What this dot point is asking

This Unit 4 dot point asks you to apply ethical principles to the design and evaluation of psychological research.

Core ethical principles

  • Informed consent: voluntary agreement based on adequate information; for minors, parental or guardian consent is also required.
  • Right to withdraw: participants may leave at any time, including withdrawing their data afterwards, without penalty.
  • Confidentiality and privacy: identifying information is kept secure and results are reported anonymously.
  • Protection from harm: physical and psychological harm must be minimised and should not exceed everyday life.
  • Deception: withholding or misleading about the true aim is permitted only when no alternative exists, the risk is low, and it is approved; participants must be debriefed.
  • Debriefing: restoring participants, correcting any deception, and offering support or referral.

The role of ethics committees

Before research begins, a Human Research Ethics Committee (HREC) reviews the proposal to ensure it complies with ethical guidelines. In Australia these guidelines follow the National Health and Medical Research Council (NHMRC) National Statement, and the Australian Psychological Society (APS) Code of Ethics governs professional conduct.

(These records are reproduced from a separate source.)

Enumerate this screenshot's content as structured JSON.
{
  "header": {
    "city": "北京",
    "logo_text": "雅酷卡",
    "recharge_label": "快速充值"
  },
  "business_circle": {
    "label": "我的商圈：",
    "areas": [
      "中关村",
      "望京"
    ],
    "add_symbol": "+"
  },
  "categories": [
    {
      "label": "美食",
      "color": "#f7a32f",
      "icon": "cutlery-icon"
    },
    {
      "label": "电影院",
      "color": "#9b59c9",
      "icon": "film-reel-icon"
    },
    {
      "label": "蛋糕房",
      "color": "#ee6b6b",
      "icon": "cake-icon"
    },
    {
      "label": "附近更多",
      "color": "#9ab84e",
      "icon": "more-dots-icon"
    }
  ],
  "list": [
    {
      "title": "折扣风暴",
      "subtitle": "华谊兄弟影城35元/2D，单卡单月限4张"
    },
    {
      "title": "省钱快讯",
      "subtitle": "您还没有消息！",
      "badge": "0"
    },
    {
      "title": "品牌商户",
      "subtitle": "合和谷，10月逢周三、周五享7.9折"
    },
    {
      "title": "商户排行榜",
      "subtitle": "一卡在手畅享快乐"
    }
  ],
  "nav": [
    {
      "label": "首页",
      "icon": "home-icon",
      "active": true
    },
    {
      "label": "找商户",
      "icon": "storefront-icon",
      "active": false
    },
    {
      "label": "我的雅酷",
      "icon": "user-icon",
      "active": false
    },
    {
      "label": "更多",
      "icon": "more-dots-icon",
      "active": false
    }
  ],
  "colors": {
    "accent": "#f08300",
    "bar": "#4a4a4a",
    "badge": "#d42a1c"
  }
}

The committee weighs the potential benefits of the research against the risks to participants and can require changes or reject a study.

Evaluating classic studies against modern standards

Several landmark studies would not pass a modern ethics committee, which makes them excellent material for evaluation questions.

  • Milgram's obedience study caused participants severe stress and used deception about the shocks; participants could not easily withdraw given the experimenter's prompts.
  • Zimbardo's Stanford prison experiment exposed participants to psychological harm and the researcher's dual role as superintendent compromised oversight; it was stopped early.
  • Watson and Rayner's Little Albert study conditioned fear in an infant who was not desensitised afterwards, breaching protection from harm.

In the exam, name the specific principle (not just "it was unethical"), give the evidence from the study, and weigh harm against benefit when reaching a judgement.